New GPS Evidence for Continental Transform Fault Creep, Central Range Fault, Trinidad, Caribbean-South American Plate Boundary and Geological/Hazard Implications

John Weber, Grand Valley State University
Chris Churches, Grand Valley State University
Richard Robertson, UWI-SRC
Pete La Femina, PSU
Halldor Geirsson, PSU

Most continental plate boundary transform faults exhibit stick-slip behavior and lock elastically. Important exceptions include segments of the Hayward, Parkfield, and central San Andreas Faults. Studying how and why fault creep occurs has implications for our understanding how faults work in general and how to better assess their associated hazards.
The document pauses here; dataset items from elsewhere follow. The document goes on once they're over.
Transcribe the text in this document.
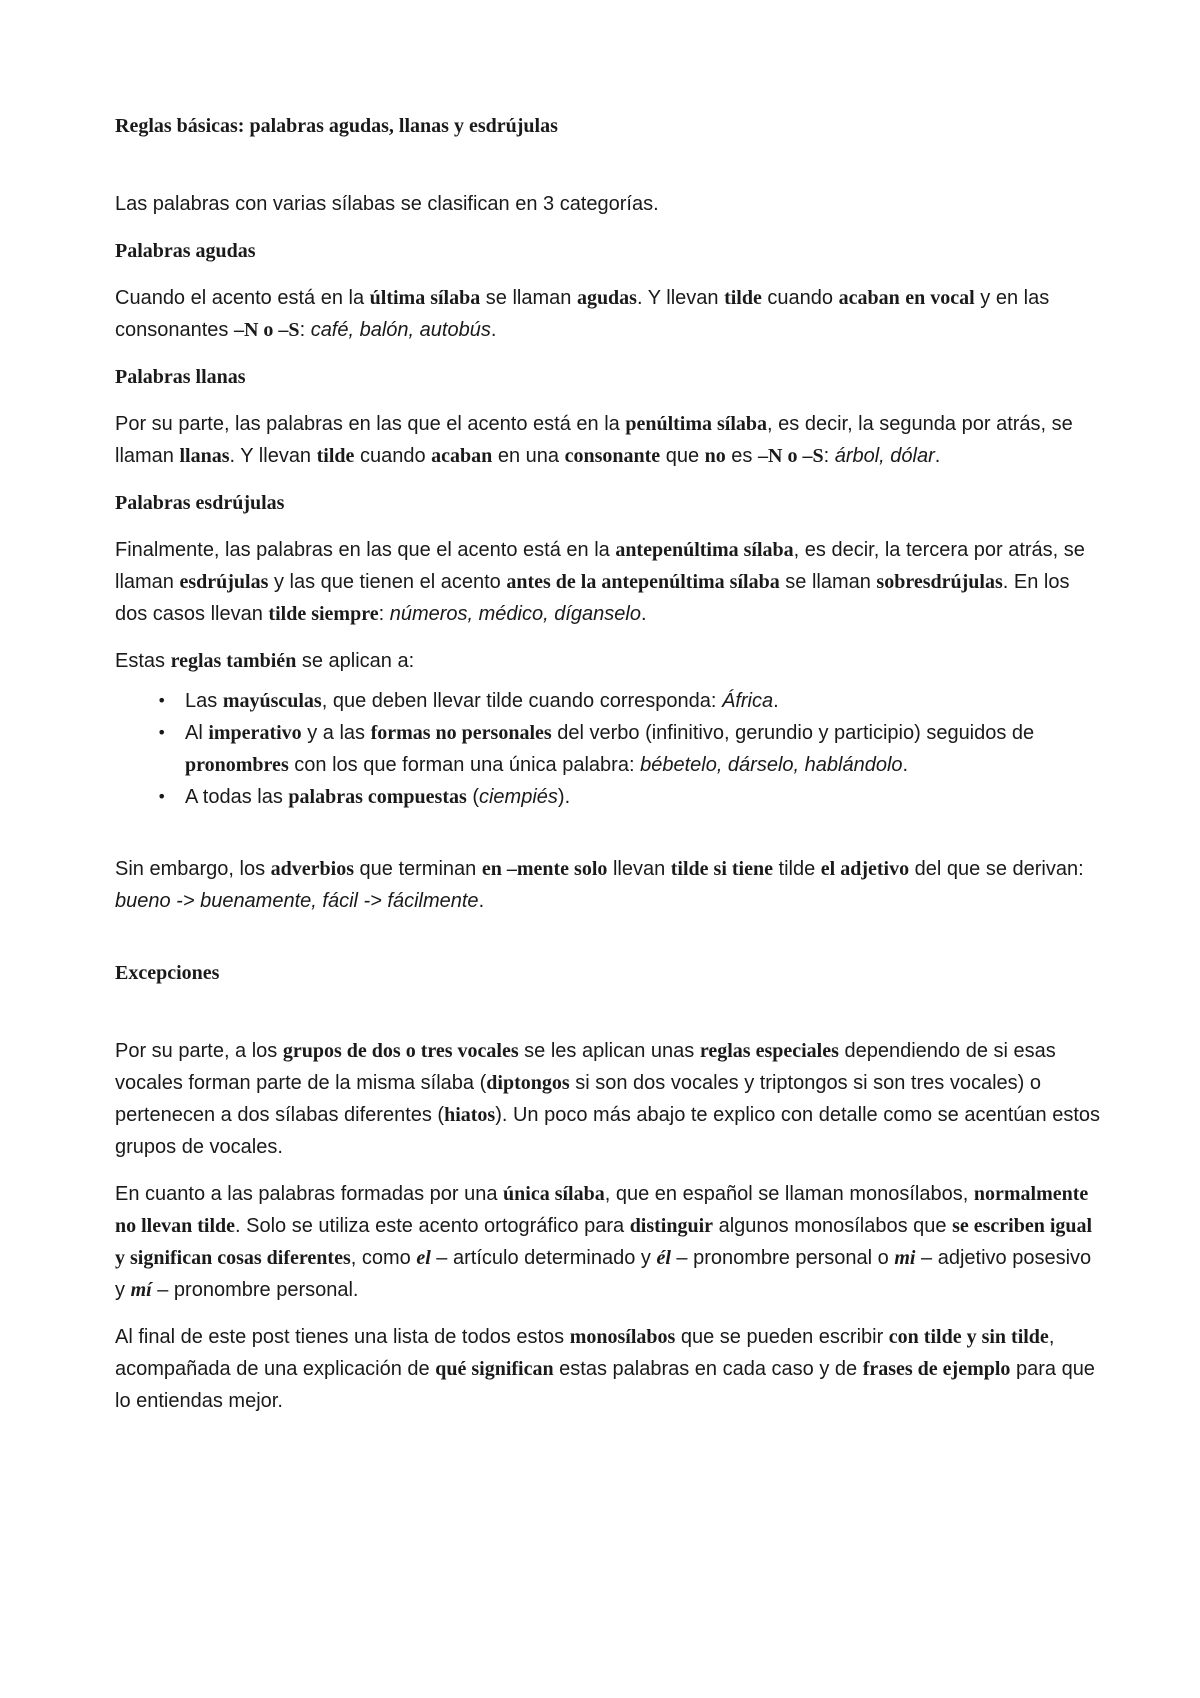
Reglas básicas: palabras agudas, llanas y esdrújulas

Las palabras con varias sílabas se clasifican en 3 categorías.

Palabras agudas

Cuando el acento está en la última sílaba se llaman agudas. Y llevan tilde cuando acaban en vocal y en las consonantes –N o –S: café, balón, autobús.

Palabras llanas

Por su parte, las palabras en las que el acento está en la penúltima sílaba, es decir, la segunda por atrás, se llaman llanas. Y llevan tilde cuando acaban en una consonante que no es –N o –S: árbol, dólar.

Palabras esdrújulas

Finalmente, las palabras en las que el acento está en la antepenúltima sílaba, es decir, la tercera por atrás, se llaman esdrújulas y las que tienen el acento antes de la antepenúltima sílaba se llaman sobresdrújulas. En los dos casos llevan tilde siempre: números, médico, díganselo.

Estas reglas también se aplican a:

• Las mayúsculas, que deben llevar tilde cuando corresponda: África.
• Al imperativo y a las formas no personales del verbo (infinitivo, gerundio y participio) seguidos de pronombres con los que forman una única palabra: bébetelo, dárselo, hablándolo.
• A todas las palabras compuestas (ciempiés).

Sin embargo, los adverbios que terminan en –mente solo llevan tilde si tiene tilde el adjetivo del que se derivan: bueno -> buenamente, fácil -> fácilmente.

Excepciones

Por su parte, a los grupos de dos o tres vocales se les aplican unas reglas especiales dependiendo de si esas vocales forman parte de la misma sílaba (diptongos si son dos vocales y triptongos si son tres vocales) o pertenecen a dos sílabas diferentes (hiatos). Un poco más abajo te explico con detalle como se acentúan estos grupos de vocales.

En cuanto a las palabras formadas por una única sílaba, que en español se llaman monosílabos, normalmente no llevan tilde. Solo se utiliza este acento ortográfico para distinguir algunos monosílabos que se escriben igual y significan cosas diferentes, como el – artículo determinado y él – pronombre personal o mi – adjetivo posesivo y mí – pronombre personal.

Al final de este post tienes una lista de todos estos monosílabos que se pueden escribir con tilde y sin tilde, acompañada de una explicación de qué significan estas palabras en cada caso y de frases de ejemplo para que lo entiendas mejor.
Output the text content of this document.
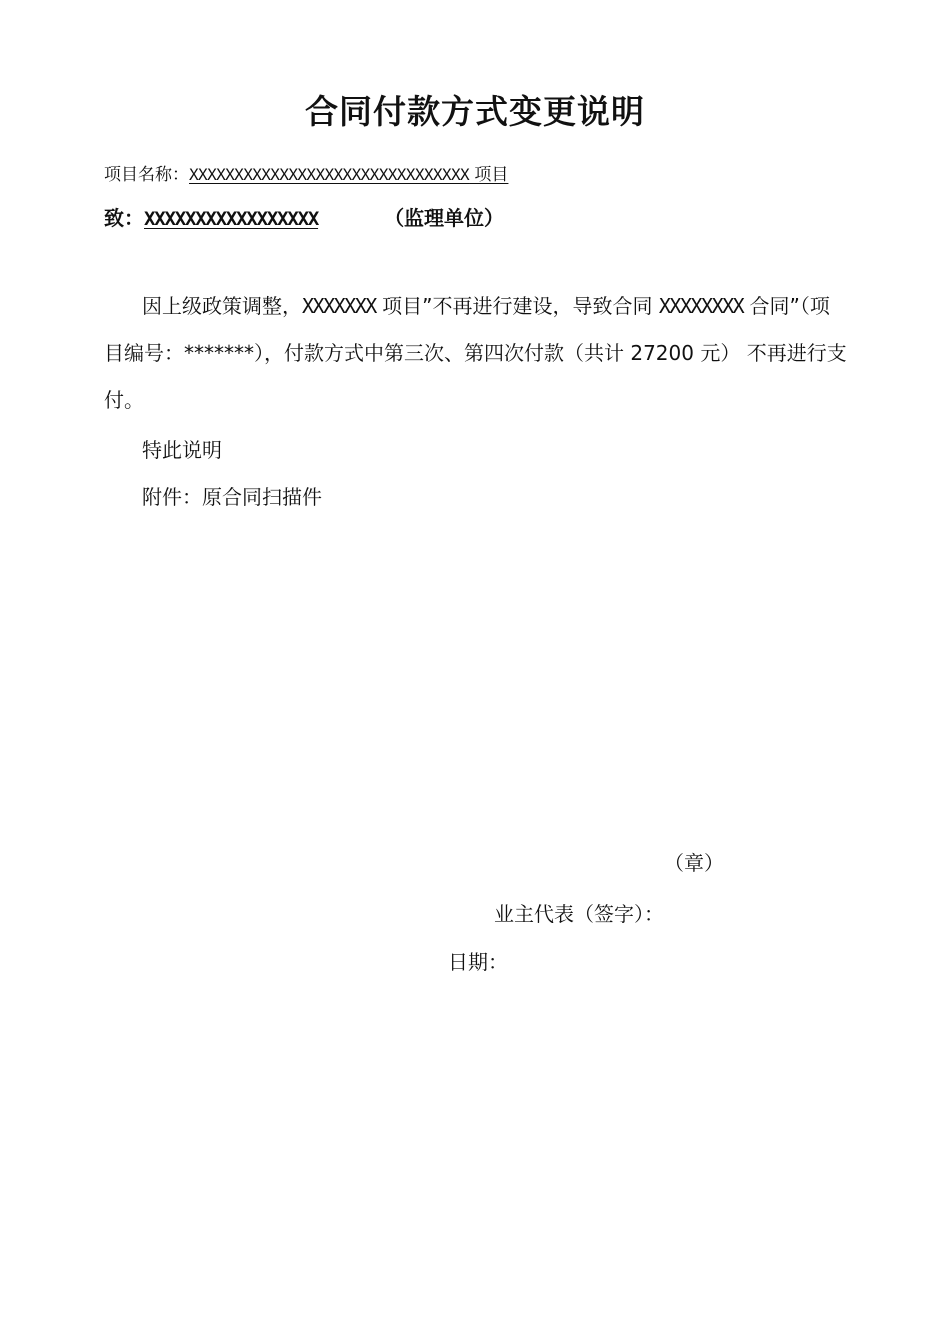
合同付款方式变更说明
项目名称：XXXXXXXXXXXXXXXXXXXXXXXXXXXXXXX 项目
致：XXXXXXXXXXXXXXXXX	（监理单位）

因上级政策调整，XXXXXXX 项目”不再进行建设，导致合同 XXXXXXXX 合同”（项目编号：*******），付款方式中第三次、第四次付款（共计 27200 元） 不再进行支付。

特此说明
附件：原合同扫描件
（章）
业主代表（签字）：
日期：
Trinidad is located in the Caribbean-South American (Ca-SA) dextral transform plate boundary. Weber et al. (2001, 2011), using triangulation-to-GPS geodetic measurements, discovered that the 072°-trending Central Range Fault (CRF) is the active transform in Trinidad, accommodating ~two-thirds of the total ~20 mm/yr ~E-W Ca-SA plate motion with an aseismic, interseismic slip rate of 12 ± 3 mm/yr. We build on this earlier work using new high-precision data collected between 1994 and 2014 from a set of ~25 continuous and episodic GPS stations that we processed using GIPSY-OASIS II. 2-D elastic fault dislocation modeling of the new GPS velocity field gives a best-fit (reduced χ2 = 4.119) interseismic slip-rate of 14 ± 1 mm/yr and a fault locking depth of 0.083 ± 0.153 km (model parameters given at 1σ uncertainty determined via empirical bootstrapping method). The shallow locking depth is well resolved, indicating that the CRF largely creeps. However, a sparsity of data in the east leaves open the possibility of some/more locking there. The new results are consistent with the one prehistoric (~2.7 - .55 ka; Prentice et al., 2010) earthquake trenched along the CRF being of small magnitude or possibly related to a slow-slip event, and with the low permanent neotectonic, strike-slip strain recorded/observed in the walls of the fault (Giorgis et al. 2011). We propose that a rigid northern block bounds a soft, weak, thick, Paleogene-shale-rich covered southern block along a sharp 072°-oriented inherited (?) boundary along which the neotoectonic strain concentrates. The lack of sharp, conclusive creep offsets that were searched for, but not observed on the ground (Weber et al. 2011) could mean that the CRF creeps across a relatively broad (dm-scale?) zone. We next plan to establish a series of creep arrays and a network of microseismometers and additional cGPS stations to better quantify the behavior of the CRF.